The students agree to this change, under the conditions that:

Any two students currently sharing a room will still be roommates.
Any two students currently sharing a desk will still be desk partners.

In the example above, there are only two ways to satisfy these conditions: either take no action ( $σ$ is the identity permutation), or reverse the order of the students.

With $n = 6$ , for the bed pairing $(1, 2) (3, 4) (5, 6)$ and the desk pairing $(3, 6) (4, 5)$ , there are $8$ permutations which satisfy the conditions. One example is the mapping $(1, 2, 3, 4, 5, 6) \mapsto (1, 2, 5, 6, 3, 4)$ .

With $n = 36$ , if we have bed pairing:
$(2, 13) (4, 30) (5, 27) (6, 16) (10, 18) (12, 35) (14, 19) (15, 20) (17, 26) (21, 32) (22, 33) (24, 34) (25, 28)$
and desk pairing
$(1, 35) (2, 22) (3, 36) (4, 28) (5, 25) (7, 18) (9, 23) (13, 19) (14, 33) (15, 34) (20, 24) (26, 29) (27, 30)$
then among the $36!$ possible permutations (including the identity permutation), $663552$ of them satisfy the conditions stipulated by the students.
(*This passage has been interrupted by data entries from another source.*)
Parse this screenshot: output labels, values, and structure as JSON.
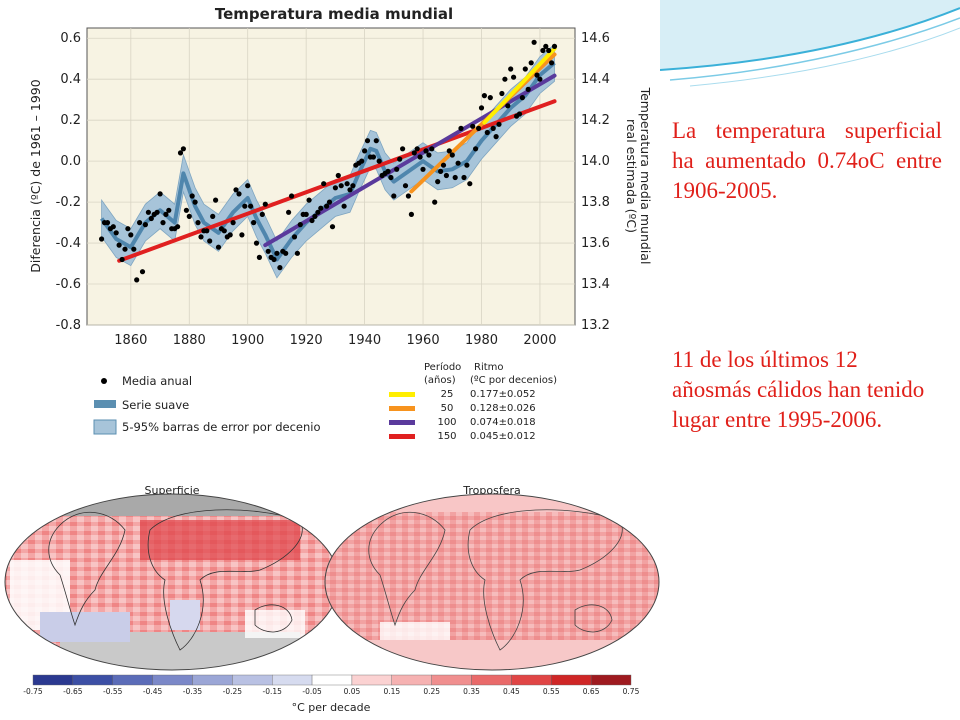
{
  "chart_data": [
    {
      "type": "line",
      "title": "Temperatura media mundial",
      "ylabel": "Diferencia (ºC) de 1961 – 1990",
      "y2label": "Temperatura media mundial real estimada (ºC)",
      "xlim": [
        1845,
        2012
      ],
      "ylim": [
        -0.8,
        0.65
      ],
      "y2lim": [
        13.2,
        14.65
      ],
      "x_ticks": [
        1860,
        1880,
        1900,
        1920,
        1940,
        1960,
        1980,
        2000
      ],
      "y_ticks": [
        "-0.8",
        "-0.6",
        "-0.4",
        "-0.2",
        "0.0",
        "0.2",
        "0.4",
        "0.6"
      ],
      "y2_ticks": [
        "13.2",
        "13.4",
        "13.6",
        "13.8",
        "14.0",
        "14.2",
        "14.4",
        "14.6"
      ],
      "grid": true,
      "annual": {
        "name": "Media anual",
        "x": [
          1850,
          1851,
          1852,
          1853,
          1854,
          1855,
          1856,
          1857,
          1858,
          1859,
          1860,
          1861,
          1862,
          1863,
          1864,
          1865,
          1866,
          1867,
          1868,
          1869,
          1870,
          1871,
          1872,
          1873,
          1874,
          1875,
          1876,
          1877,
          1878,
          1879,
          1880,
          1881,
          1882,
          1883,
          1884,
          1885,
          1886,
          1887,
          1888,
          1889,
          1890,
          1891,
          1892,
          1893,
          1894,
          1895,
          1896,
          1897,
          1898,
          1899,
          1900,
          1901,
          1902,
          1903,
          1904,
          1905,
          1906,
          1907,
          1908,
          1909,
          1910,
          1911,
          1912,
          1913,
          1914,
          1915,
          1916,
          1917,
          1918,
          1919,
          1920,
          1921,
          1922,
          1923,
          1924,
          1925,
          1926,
          1927,
          1928,
          1929,
          1930,
          1931,
          1932,
          1933,
          1934,
          1935,
          1936,
          1937,
          1938,
          1939,
          1940,
          1941,
          1942,
          1943,
          1944,
          1945,
          1946,
          1947,
          1948,
          1949,
          1950,
          1951,
          1952,
          1953,
          1954,
          1955,
          1956,
          1957,
          1958,
          1959,
          1960,
          1961,
          1962,
          1963,
          1964,
          1965,
          1966,
          1967,
          1968,
          1969,
          1970,
          1971,
          1972,
          1973,
          1974,
          1975,
          1976,
          1977,
          1978,
          1979,
          1980,
          1981,
          1982,
          1983,
          1984,
          1985,
          1986,
          1987,
          1988,
          1989,
          1990,
          1991,
          1992,
          1993,
          1994,
          1995,
          1996,
          1997,
          1998,
          1999,
          2000,
          2001,
          2002,
          2003,
          2004,
          2005
        ],
        "y": [
          -0.38,
          -0.3,
          -0.3,
          -0.33,
          -0.32,
          -0.35,
          -0.41,
          -0.48,
          -0.43,
          -0.33,
          -0.36,
          -0.43,
          -0.58,
          -0.3,
          -0.54,
          -0.31,
          -0.25,
          -0.28,
          -0.26,
          -0.25,
          -0.16,
          -0.3,
          -0.26,
          -0.24,
          -0.33,
          -0.33,
          -0.32,
          0.04,
          0.06,
          -0.24,
          -0.27,
          -0.17,
          -0.2,
          -0.3,
          -0.37,
          -0.34,
          -0.34,
          -0.39,
          -0.27,
          -0.19,
          -0.42,
          -0.33,
          -0.34,
          -0.37,
          -0.36,
          -0.3,
          -0.14,
          -0.16,
          -0.36,
          -0.22,
          -0.12,
          -0.22,
          -0.3,
          -0.4,
          -0.47,
          -0.26,
          -0.21,
          -0.44,
          -0.47,
          -0.48,
          -0.45,
          -0.52,
          -0.44,
          -0.45,
          -0.25,
          -0.17,
          -0.37,
          -0.45,
          -0.31,
          -0.26,
          -0.26,
          -0.19,
          -0.29,
          -0.27,
          -0.25,
          -0.23,
          -0.11,
          -0.22,
          -0.2,
          -0.32,
          -0.13,
          -0.07,
          -0.12,
          -0.22,
          -0.11,
          -0.14,
          -0.12,
          -0.02,
          -0.01,
          0.0,
          0.05,
          0.1,
          0.02,
          0.02,
          0.1,
          0.0,
          -0.07,
          -0.06,
          -0.05,
          -0.08,
          -0.17,
          -0.04,
          0.01,
          0.06,
          -0.12,
          -0.17,
          -0.26,
          0.04,
          0.06,
          0.02,
          -0.04,
          0.05,
          0.03,
          0.06,
          -0.2,
          -0.1,
          -0.05,
          -0.02,
          -0.07,
          0.05,
          0.03,
          -0.08,
          -0.01,
          0.16,
          -0.08,
          -0.02,
          -0.11,
          0.17,
          0.06,
          0.16,
          0.26,
          0.32,
          0.14,
          0.31,
          0.16,
          0.12,
          0.18,
          0.33,
          0.4,
          0.27,
          0.45,
          0.41,
          0.22,
          0.23,
          0.31,
          0.45,
          0.35,
          0.48,
          0.58,
          0.42,
          0.4,
          0.54,
          0.56,
          0.54,
          0.48,
          0.56
        ]
      },
      "smooth": {
        "name": "Serie suave",
        "x": [
          1850,
          1855,
          1860,
          1865,
          1870,
          1875,
          1878,
          1882,
          1885,
          1890,
          1895,
          1900,
          1903,
          1906,
          1910,
          1915,
          1920,
          1925,
          1930,
          1935,
          1938,
          1942,
          1944,
          1947,
          1950,
          1955,
          1960,
          1965,
          1970,
          1975,
          1980,
          1985,
          1990,
          1995,
          2000,
          2005
        ],
        "y": [
          -0.28,
          -0.38,
          -0.42,
          -0.3,
          -0.24,
          -0.3,
          -0.06,
          -0.22,
          -0.3,
          -0.35,
          -0.25,
          -0.18,
          -0.28,
          -0.36,
          -0.48,
          -0.38,
          -0.3,
          -0.24,
          -0.18,
          -0.16,
          -0.06,
          0.06,
          0.05,
          -0.05,
          -0.1,
          -0.05,
          0.0,
          -0.05,
          -0.04,
          0.0,
          0.1,
          0.18,
          0.26,
          0.32,
          0.42,
          0.48
        ]
      },
      "error_band": {
        "name": "5-95% barras de error por decenio",
        "width": 0.09
      },
      "trends": {
        "header_period": "Período",
        "header_period_units": "(años)",
        "header_rate": "Ritmo",
        "header_rate_units": "(ºC por decenios)",
        "items": [
          {
            "period": "25",
            "rate": "0.177±0.052",
            "color": "#ffee00",
            "x0": 1981,
            "x1": 2005
          },
          {
            "period": "50",
            "rate": "0.128±0.026",
            "color": "#f7931e",
            "x0": 1956,
            "x1": 2005
          },
          {
            "period": "100",
            "rate": "0.074±0.018",
            "color": "#5a3a9c",
            "x0": 1906,
            "x1": 2005
          },
          {
            "period": "150",
            "rate": "0.045±0.012",
            "color": "#e02020",
            "x0": 1856,
            "x1": 2005
          }
        ]
      }
    },
    {
      "type": "heatmap",
      "panels": [
        "Superficie",
        "Troposfera"
      ],
      "colorbar_ticks": [
        "-0.75",
        "-0.65",
        "-0.55",
        "-0.45",
        "-0.35",
        "-0.25",
        "-0.15",
        "-0.05",
        "0.05",
        "0.15",
        "0.25",
        "0.35",
        "0.45",
        "0.55",
        "0.65",
        "0.75"
      ],
      "colorbar_label": "°C per decade"
    }
  ],
  "side": {
    "text1": "La temperatura superficial ha aumentado 0.74oC entre 1906-2005.",
    "text2": "11 de los últimos 12 añosmás cálidos han tenido lugar entre 1995-2006."
  }
}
The downloadable text files beds.txt and desks.txt contain pairings for $n = 500$ . Each pairing is written on its own line, with the student numbers of the two roommates (or desk partners) separated with a comma. For example, the desk pairing in the $n = 4$ example above would be represented in this file format as:

1,3
2,4

With these pairings, find the number of permutations that satisfy the students’ conditions. Give your answer modulo $999, 999, 937$ .

床位和座位

欧拉大学有 $n$ 个学生（编号为 $1$ 至 $n$ ），每个学生在宿舍有一个床位，在教室里有一个座位。

这其中，某些床位是单人间，某些则是双人间；同样地，某些座位是单人桌，某些则是双人桌。

我们用一系列数对来表示床位和座位安排。例如，当 $n = 4$ 时，如果床位安排是 $(2, 3)$ ，而座位安排是 $(1, 3) (2, 4)$ ，那就意味着 $2$ 号和 $3$ 号住的是双人间，而 $1$ 号和 $4$ 号住的是单人间，同时 $1$ 号和 $3$ 号、 $2$ 号和 $4$ 号分别共用一张双人桌。

新任校监打算调整一下床位和座位安排：他会选择 $1, 2, \dots, n$ 的一个排列 $σ$ ，然后 $k$ 号学生会获得原本 $σ (k)$ 号学生的床位和座位。

学生们表示，只有满足以下条件时，他们才愿意进行调整：

原本的室友在调整后仍然是室友。
原本的同桌在调整后仍然是同桌。

在之前的例子中，只有两种满足上述条件的排列：要么就什么都不做（此时选择的 $σ$ 称为恒等排列 ），要么将学生们的编号逆序排列。

当 $n = 6$ 时，若当前的床位安排是 $(1, 2) (3, 4) (5, 6)$ ，当前的座位安排是 $(3, 6) (4, 5)$ ，则共有 $8$ 种排列符合要求，其中一种是 $(1, 2, 3, 4, 5, 6) \mapsto (1, 2, 5, 6, 3, 4)$ 。

当 $n = 36$ ，若当前的床位安排是
$(2, 13) (4, 30) (5, 27) (6, 16) (10, 18) (12, 35) (14, 19) (15, 20) (17, 26) (21, 32) (22, 33) (24, 34) (25, 28)$
而当前的座位安排是
$(1, 35) (2, 22) (3, 36) (4, 28) (5, 25) (7, 18) (9, 23) (13, 19) (14, 33) (15, 34) (20, 24) (26, 29) (27, 30)$
那么在所有的 $36!$ 种可能的排列中（包括恒等排列），共有 $663552$ 种满足学生们的条件。

在文本文件beds.txt和desks.txt中，包含有一组 $n = 500$ 时的座位和床位安排。每一行描述了一组室友或同桌，用逗号分隔。举例来说，上述 $n = 4$ 的例子中的同桌关系在上述文件中会表示为

1,3
2,4

给定这些室友和同桌关系，求满足所有学生条件的排列总数，并将你的答案对 $999, 999, 937$ 取余。